Мир открывается настежь - [50]
Он опередил нашу идею. Когда мы вернулись к Монтиным, у домика, жарко блистая лаком, красовался открытый автомобиль, а щеголеватый адъютант, глядя сквозь нас, коротко процедил, что господин командующий ждет господ рабочих завтра, в десять часов утра, в своей резиденции. Оружия мы не взяли, но предусмотрительный Угаров оставил на столе записку…
— Позвольте вас спросить, господа, — после паузы начал Юденич довольно-таки строго, — кто разрешил вам ходить по частям гарнизона?
Дело в том, что вчера к нам явились делегаты от нескольких полков, и мы читали в казармах «Правду», говорили по душам, стараясь задеть самые чувствительные струнки наболевших солдатских сердец. Скалов припомнил, с какой жадностью слушали нас краснокожие от солнца тоскующие пехотинцы, веско ответил:
— Нас приглашали, господин генерал. Вы нас также пригласили, и нам в голову не пришло обращаться за разрешением в Петроград.
Юденич кашлянул, посмотрел на адъютанта, почтительно остолбеневшего у двери.
— Кроме того, — продолжал атаку Скалов, — мы уполномочены Петроградским Советом рабочих и солдатских депутатов и нуждаемся только в вашем разрешении пропустить нас на фронт.
— А что же вы там будете делать, господа?
— Раздавать солдатам подарки, которые привезли с собой.
— Но здесь уже фронт, — сказал генерал.
Дуновский вздрогнул, захлопал ресницами, даже привстал:
— Как, разве Тифлис был турецким? Или турки его осаждают?
Юденич всем корпусом повернулся к нему и тоном учителя, вбивающего тупому школяру прописную истину, произнес:
— Вы ошибаетесь. Здесь находится штаб главнокомандующего, который, как вам должно быть известно, вне фронта не бывает.

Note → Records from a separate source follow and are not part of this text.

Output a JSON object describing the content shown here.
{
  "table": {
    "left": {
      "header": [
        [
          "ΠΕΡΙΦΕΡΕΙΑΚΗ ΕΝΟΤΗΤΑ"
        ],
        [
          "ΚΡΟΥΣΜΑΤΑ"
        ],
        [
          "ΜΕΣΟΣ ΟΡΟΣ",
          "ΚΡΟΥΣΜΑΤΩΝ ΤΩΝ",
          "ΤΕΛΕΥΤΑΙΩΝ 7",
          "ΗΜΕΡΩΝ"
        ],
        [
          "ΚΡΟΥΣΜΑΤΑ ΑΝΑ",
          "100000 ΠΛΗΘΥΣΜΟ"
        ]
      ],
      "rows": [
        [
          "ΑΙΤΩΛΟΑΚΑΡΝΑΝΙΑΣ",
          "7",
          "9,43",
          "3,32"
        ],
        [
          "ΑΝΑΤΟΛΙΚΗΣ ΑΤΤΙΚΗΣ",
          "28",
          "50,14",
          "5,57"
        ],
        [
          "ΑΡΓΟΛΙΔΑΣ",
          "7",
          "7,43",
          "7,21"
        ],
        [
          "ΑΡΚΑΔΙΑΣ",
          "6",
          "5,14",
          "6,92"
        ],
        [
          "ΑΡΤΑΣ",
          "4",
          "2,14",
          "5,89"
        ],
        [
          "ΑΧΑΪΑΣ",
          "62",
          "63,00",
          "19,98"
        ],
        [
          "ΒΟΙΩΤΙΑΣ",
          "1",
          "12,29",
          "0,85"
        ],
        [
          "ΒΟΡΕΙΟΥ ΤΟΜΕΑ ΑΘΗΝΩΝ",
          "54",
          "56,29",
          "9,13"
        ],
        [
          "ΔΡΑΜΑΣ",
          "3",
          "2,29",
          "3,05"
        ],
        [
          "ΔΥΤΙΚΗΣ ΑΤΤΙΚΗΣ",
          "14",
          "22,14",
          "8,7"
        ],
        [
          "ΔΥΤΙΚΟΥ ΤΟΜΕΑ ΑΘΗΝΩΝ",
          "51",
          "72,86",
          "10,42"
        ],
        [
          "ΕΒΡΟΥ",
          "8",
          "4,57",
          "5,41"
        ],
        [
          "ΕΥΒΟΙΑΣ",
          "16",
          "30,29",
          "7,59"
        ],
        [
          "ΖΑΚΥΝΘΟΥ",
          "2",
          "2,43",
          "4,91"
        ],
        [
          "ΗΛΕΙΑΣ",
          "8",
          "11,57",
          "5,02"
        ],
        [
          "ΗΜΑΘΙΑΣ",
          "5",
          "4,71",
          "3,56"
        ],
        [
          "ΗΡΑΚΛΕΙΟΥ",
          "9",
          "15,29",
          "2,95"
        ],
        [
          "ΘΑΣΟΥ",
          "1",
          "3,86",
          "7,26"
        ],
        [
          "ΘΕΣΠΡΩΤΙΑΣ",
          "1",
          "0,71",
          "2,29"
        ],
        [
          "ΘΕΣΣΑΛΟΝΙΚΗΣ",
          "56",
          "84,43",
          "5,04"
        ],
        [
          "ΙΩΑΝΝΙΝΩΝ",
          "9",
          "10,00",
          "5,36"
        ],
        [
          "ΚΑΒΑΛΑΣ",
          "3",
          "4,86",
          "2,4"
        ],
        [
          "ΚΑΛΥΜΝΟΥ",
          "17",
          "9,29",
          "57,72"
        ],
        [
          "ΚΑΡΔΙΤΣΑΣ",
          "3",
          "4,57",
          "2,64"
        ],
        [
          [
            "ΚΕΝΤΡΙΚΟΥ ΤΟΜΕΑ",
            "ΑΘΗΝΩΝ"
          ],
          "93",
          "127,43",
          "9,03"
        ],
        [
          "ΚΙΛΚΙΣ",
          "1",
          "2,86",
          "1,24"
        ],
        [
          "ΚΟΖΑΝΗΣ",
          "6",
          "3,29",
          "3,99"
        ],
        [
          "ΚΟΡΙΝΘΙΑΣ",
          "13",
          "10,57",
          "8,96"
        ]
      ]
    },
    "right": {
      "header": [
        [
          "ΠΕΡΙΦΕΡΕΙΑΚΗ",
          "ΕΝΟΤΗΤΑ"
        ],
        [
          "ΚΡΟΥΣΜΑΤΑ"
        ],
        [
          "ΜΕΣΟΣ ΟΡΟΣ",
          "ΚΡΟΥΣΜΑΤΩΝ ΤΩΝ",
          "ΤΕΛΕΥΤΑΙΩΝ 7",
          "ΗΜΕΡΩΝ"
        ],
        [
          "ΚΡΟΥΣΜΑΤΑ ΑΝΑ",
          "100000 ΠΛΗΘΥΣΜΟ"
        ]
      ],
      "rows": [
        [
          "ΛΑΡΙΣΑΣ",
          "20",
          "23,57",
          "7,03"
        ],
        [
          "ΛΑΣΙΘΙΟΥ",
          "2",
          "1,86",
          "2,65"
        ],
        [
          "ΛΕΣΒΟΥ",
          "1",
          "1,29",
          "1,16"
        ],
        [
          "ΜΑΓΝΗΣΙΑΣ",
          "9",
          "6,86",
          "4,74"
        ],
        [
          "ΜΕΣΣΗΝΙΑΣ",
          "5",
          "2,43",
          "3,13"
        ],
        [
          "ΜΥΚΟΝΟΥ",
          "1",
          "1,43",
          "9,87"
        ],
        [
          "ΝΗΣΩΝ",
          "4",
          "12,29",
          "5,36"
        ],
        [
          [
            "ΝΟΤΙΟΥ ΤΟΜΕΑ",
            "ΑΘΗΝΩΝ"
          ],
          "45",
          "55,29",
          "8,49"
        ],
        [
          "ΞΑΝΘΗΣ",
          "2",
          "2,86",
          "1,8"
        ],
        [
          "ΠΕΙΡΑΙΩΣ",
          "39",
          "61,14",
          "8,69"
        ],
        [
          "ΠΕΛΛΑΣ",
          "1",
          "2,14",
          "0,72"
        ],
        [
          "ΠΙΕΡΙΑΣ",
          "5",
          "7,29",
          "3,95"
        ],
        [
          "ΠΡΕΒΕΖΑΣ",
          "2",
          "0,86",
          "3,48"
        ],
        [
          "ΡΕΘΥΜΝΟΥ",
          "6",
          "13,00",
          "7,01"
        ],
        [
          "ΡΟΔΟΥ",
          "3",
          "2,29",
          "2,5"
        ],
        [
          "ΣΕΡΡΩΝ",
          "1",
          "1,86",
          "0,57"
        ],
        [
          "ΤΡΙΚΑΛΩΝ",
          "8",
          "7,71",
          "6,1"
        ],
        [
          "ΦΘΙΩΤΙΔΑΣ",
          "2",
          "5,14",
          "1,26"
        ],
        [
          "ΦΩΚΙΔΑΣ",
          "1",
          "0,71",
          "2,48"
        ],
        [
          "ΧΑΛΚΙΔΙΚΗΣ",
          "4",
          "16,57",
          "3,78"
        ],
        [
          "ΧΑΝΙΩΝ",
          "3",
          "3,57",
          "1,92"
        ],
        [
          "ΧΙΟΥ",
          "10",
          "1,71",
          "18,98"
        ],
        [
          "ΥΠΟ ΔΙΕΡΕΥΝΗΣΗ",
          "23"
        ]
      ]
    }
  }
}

— Но мы имеем наказ от рабочих раздавать подарки только на передовых позициях, — настаивал Скалов.
— Ну, это гораздо проще, чем вы полагаете. Подарки вы можете сдать нам, а мы выдадим письменную гарантию того, что они будут использованы по назначению. Таким образом, вы спокойно отчитаетесь перед рабочими и не будете рисковать своей жизнью.
Генерал поднялся, заканчивая разговор. Мы тоже встали, Скалов сдержанно сказал, что до гарантии мы не додумались и стоит посоветоваться.
— Прошу вас завтра в шесть часов вечера на чашку чая, — с улыбкой хлебосола пригласил Юденич. — Потолкуем, как говорится, расстегнув мундиры.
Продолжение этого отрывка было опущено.